Yonagi iria me dizer algo pois chegou a abrir a boca, mas neste momento a porta da biblioteca se abriu e vários alunos apareceram rodeando-a como se fosse uma celebridade.
— Yonagi, quem seria esse tal Shiroyama!? Não acho que ele tenha sido melhor que você! Olhe para isso!
— Não sei quem esse cara é, mas acho que deve ter trapaceado de algum jeito. Todos nós achávamos que era você quem seria a escolhida!
— Bem, eu... — Yonagi ficou perdida no que dizer para todas aquelas pessoas. Talvez os conhecesse e até poderiam ser da mesma classe. Bom, não que soubesse.
— Ei, você! — Um deles virou para mim: — Sabe quem é esse cara? Por ser alguém novo, pouca gente sabe a aparência desse folgado!
— Ei... chamar alguém de folgado é... — Yonagi titubeou, mas a detive.
— Não, nem faço ideia de quem seja.
Ela olhou subitamente para mim com uma expressão confusa, porém, desviei o olhar e me levantei de prontidão. Os outros alunos pararam de prestar atenção em mim como se fosse invisível, talvez fruto do treinamento de longos anos por ter me mantido isolado na classe escrevendo. As pessoas tendem a não olhar para o rosto de alguém que está quieto.
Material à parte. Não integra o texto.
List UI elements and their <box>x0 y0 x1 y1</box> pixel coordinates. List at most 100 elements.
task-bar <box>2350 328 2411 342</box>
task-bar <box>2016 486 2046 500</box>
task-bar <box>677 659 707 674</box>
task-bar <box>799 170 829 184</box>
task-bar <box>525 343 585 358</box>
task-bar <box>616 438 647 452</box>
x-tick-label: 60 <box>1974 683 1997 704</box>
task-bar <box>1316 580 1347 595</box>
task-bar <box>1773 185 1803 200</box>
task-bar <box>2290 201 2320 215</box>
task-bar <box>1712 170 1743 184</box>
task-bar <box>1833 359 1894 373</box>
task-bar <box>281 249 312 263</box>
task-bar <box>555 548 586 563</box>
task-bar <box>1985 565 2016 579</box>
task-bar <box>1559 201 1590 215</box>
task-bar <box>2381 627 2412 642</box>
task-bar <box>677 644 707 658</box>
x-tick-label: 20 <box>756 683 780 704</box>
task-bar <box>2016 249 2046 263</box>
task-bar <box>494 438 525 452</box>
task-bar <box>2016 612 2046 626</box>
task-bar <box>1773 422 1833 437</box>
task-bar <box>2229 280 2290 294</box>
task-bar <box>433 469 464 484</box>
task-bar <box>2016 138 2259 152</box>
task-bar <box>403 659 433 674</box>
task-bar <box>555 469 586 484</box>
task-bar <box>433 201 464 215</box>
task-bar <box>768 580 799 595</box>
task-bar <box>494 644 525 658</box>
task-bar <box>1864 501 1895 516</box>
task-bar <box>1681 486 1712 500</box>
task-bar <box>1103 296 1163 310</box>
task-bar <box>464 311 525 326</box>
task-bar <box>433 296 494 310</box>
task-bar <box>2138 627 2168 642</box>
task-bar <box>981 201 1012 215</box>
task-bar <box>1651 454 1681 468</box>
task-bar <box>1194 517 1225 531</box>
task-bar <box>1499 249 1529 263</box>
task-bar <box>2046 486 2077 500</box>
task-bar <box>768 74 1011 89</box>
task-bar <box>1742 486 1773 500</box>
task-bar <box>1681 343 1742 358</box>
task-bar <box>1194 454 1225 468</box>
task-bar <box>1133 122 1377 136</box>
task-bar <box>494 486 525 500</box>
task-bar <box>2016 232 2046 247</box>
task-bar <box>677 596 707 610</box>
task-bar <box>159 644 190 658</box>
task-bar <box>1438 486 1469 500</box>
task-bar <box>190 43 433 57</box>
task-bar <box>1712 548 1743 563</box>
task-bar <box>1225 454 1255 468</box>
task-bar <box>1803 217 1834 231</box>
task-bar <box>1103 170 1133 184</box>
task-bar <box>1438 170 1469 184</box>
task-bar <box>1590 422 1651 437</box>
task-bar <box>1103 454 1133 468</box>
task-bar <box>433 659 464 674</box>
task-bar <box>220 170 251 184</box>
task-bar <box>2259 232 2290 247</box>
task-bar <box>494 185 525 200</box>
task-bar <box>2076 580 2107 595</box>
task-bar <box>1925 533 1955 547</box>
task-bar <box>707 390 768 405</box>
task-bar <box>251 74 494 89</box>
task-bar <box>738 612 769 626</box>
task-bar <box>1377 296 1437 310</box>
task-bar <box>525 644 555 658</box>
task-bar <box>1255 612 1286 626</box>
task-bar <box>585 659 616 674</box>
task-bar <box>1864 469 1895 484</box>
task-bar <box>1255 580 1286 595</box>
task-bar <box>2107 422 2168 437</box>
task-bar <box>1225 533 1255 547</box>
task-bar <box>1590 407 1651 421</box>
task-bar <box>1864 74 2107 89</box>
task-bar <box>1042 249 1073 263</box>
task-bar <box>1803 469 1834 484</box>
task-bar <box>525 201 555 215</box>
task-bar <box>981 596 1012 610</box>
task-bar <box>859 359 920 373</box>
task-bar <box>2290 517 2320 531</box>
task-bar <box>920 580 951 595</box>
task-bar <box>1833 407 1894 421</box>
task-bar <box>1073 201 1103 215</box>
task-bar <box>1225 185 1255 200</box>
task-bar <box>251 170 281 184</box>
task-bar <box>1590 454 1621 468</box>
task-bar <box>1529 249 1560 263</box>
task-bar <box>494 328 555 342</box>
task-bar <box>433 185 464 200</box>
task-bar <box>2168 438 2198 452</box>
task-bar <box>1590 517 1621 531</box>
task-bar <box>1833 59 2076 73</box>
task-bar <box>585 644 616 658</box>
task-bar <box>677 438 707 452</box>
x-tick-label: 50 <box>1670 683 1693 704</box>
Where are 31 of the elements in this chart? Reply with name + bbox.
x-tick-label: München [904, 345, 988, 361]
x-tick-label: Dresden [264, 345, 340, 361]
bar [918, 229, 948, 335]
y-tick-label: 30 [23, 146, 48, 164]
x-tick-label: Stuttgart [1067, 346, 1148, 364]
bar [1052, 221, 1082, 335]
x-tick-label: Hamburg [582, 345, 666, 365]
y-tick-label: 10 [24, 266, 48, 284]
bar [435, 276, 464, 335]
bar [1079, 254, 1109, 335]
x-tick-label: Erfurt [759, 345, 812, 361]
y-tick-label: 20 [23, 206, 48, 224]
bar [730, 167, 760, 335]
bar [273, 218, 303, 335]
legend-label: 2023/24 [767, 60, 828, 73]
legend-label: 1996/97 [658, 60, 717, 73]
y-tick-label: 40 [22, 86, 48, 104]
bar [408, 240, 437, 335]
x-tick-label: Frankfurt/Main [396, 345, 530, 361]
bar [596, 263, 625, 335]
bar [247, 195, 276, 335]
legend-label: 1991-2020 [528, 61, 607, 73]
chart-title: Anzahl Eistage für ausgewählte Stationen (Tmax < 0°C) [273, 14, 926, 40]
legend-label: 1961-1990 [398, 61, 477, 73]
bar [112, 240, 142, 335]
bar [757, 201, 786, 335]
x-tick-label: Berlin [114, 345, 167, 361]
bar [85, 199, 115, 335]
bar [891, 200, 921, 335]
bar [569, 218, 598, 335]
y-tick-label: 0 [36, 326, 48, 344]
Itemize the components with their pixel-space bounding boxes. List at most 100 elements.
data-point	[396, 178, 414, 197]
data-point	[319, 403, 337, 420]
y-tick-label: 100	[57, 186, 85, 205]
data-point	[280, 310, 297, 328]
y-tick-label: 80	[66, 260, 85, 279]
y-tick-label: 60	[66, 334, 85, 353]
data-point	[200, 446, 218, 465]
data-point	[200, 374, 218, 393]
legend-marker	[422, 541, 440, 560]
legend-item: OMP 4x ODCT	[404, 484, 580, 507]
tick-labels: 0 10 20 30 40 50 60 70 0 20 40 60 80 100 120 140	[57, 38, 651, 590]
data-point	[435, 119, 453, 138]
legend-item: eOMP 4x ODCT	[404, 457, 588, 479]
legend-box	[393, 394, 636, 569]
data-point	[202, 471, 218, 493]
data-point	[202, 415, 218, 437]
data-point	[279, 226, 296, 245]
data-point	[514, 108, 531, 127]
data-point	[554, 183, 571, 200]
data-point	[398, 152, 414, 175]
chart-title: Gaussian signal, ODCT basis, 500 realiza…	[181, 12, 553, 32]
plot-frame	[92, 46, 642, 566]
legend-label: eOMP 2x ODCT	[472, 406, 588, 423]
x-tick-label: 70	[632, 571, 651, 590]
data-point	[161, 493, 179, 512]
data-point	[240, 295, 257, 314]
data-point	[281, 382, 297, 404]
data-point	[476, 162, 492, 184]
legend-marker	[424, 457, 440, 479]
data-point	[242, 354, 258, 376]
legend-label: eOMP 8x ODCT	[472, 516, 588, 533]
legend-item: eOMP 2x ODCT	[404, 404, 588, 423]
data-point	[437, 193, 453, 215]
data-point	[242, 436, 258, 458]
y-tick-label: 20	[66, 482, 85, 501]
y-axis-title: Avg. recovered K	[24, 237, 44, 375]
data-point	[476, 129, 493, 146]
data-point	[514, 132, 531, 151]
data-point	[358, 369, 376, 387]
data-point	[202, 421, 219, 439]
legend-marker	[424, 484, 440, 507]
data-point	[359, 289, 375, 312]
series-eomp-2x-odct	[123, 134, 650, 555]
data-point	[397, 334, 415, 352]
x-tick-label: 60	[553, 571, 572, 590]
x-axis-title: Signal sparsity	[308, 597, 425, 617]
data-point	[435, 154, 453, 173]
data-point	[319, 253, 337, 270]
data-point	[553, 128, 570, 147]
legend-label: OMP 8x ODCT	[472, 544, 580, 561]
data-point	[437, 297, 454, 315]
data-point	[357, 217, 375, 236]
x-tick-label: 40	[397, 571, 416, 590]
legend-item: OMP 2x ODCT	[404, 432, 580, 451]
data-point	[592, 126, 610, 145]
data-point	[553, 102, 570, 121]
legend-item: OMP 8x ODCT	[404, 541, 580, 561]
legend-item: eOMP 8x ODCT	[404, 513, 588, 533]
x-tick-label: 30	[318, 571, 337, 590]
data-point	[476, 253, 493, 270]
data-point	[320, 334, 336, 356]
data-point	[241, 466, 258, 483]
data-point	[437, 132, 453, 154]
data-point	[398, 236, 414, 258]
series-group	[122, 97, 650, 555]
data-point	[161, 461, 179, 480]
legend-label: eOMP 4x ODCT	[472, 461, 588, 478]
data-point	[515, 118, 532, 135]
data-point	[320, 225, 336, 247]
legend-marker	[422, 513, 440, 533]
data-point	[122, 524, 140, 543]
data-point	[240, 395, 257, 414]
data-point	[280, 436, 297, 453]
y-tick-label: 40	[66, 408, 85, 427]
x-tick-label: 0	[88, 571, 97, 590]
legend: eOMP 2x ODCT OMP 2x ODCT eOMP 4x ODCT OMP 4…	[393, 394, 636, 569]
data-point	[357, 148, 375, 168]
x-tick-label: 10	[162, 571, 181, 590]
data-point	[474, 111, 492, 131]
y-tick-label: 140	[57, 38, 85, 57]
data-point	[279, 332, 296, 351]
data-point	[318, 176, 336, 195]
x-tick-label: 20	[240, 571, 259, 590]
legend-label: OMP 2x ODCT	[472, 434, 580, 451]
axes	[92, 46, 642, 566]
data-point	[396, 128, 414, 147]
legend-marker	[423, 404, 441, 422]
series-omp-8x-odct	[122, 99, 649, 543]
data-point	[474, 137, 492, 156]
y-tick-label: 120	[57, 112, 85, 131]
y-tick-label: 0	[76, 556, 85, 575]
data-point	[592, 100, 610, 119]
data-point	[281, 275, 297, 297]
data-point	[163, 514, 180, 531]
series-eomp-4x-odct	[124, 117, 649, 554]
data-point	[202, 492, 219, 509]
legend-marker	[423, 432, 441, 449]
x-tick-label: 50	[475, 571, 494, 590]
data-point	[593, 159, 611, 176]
É uma tática infalível dos introvertidos!
Saí da biblioteca enquanto aqueles alunos continuavam com o alvoroço à Yonagi sob a suposta trapaça, oferecendo palavras de conforto e afeto para motivá-la.
Ao me afastar dali surgiu um sentimento também fruto do meu costume de ser sempre quieto e ignorado: observar um momento de auxílio sempre alivia os próprios corações mesmo que não seja conosco.
Apesar de sentir que em algum momento poderia ser perseguido como um trapaceiro, me senti aliviado ao ver aquela cena acontecendo.